The campaign is in response to a request from the University of Pennsylvania, where they are on display. Six horse reliefs once lined the corridor of Emperor Li Shimin's mausoleum of the Tang Dynasty (AD 618-907).
Li owed much of his military success to six horses he rode into combat, so he ordered reliefs of the animals to be carved and placed in his tomb to accompany him in the afterlife.
The images, which feature the horses in different poses, are true-to-life specimens of Tang-era sculpture.
Smugglers stole the reliefs in 1918 but were stopped by locals in Tongguan, Shaanxi. But the thieves still managed to get two of the artworks to the United States, while the other four ended up in Xi'an's Forest of Steles Museum.
As the two reliefs were broken into several pieces during transport, the University of Pennsylvania Museum had asked the Daming Palace Foundation to send two experts to work with their American counterparts to restore them.
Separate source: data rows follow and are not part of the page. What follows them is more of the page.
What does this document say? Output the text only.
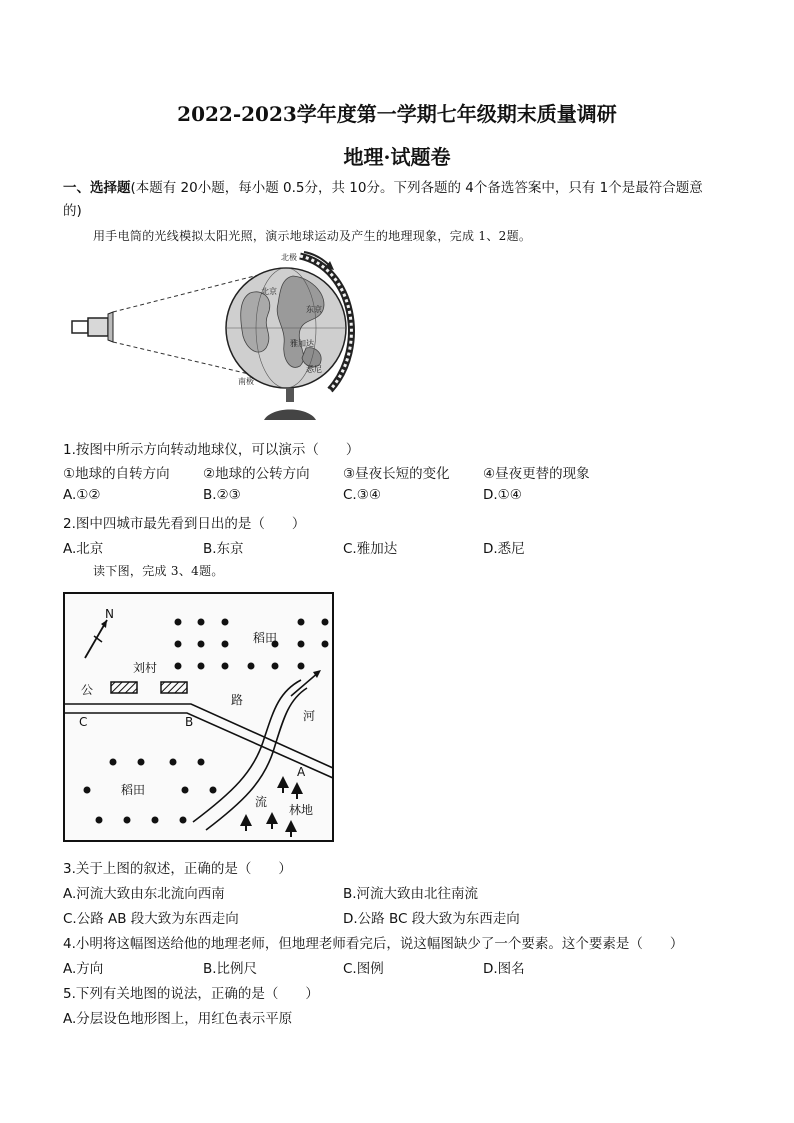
2022-2023学年度第一学期七年级期末质量调研
地理·试题卷
一、选择题(本题有 20小题，每小题 0.5分，共 10分。下列各题的 4个备选答案中，只有 1个是最符合题意
的)
用手电筒的光线模拟太阳光照，演示地球运动及产生的地理现象，完成 1、2题。
北极
南极
东京
北京
雅加达
悉尼
1.按图中所示方向转动地球仪，可以演示（　　）
①地球的自转方向 ②地球的公转方向 ③昼夜长短的变化 ④昼夜更替的现象
A.①②	B.②③	C.③④	D.①④
2.图中四城市最先看到日出的是（　　）
A.北京	B.东京	C.雅加达	D.悉尼
读下图，完成 3、4题。
N
稻田
刘村
公
路
C	B
A
河
流
稻田
林地
3.关于上图的叙述，正确的是（　　）
A.河流大致由东北流向西南	B.河流大致由北往南流
C.公路 AB 段大致为东西走向	D.公路 BC 段大致为东西走向
4.小明将这幅图送给他的地理老师，但地理老师看完后，说这幅图缺少了一个要素。这个要素是（　　）
A.方向	B.比例尺	C.图例	D.图名
5.下列有关地图的说法，正确的是（　　）
A.分层设色地形图上，用红色表示平原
Volunteers will sign up from April 16 to May 15.
The foundation's deputy secretary-general Sun Fuxi was quoted by Wednesday's China Daily as saying that the U.S. university had earmarked 70,000 U.S. dollars for the restoration, which was expected to take a month.
"We hope the two horse reliefs will be perfectly repaired and can be exhibited overseas in the future," said Guan Zhaoyi, also deputy secretary-general of the foundation, said.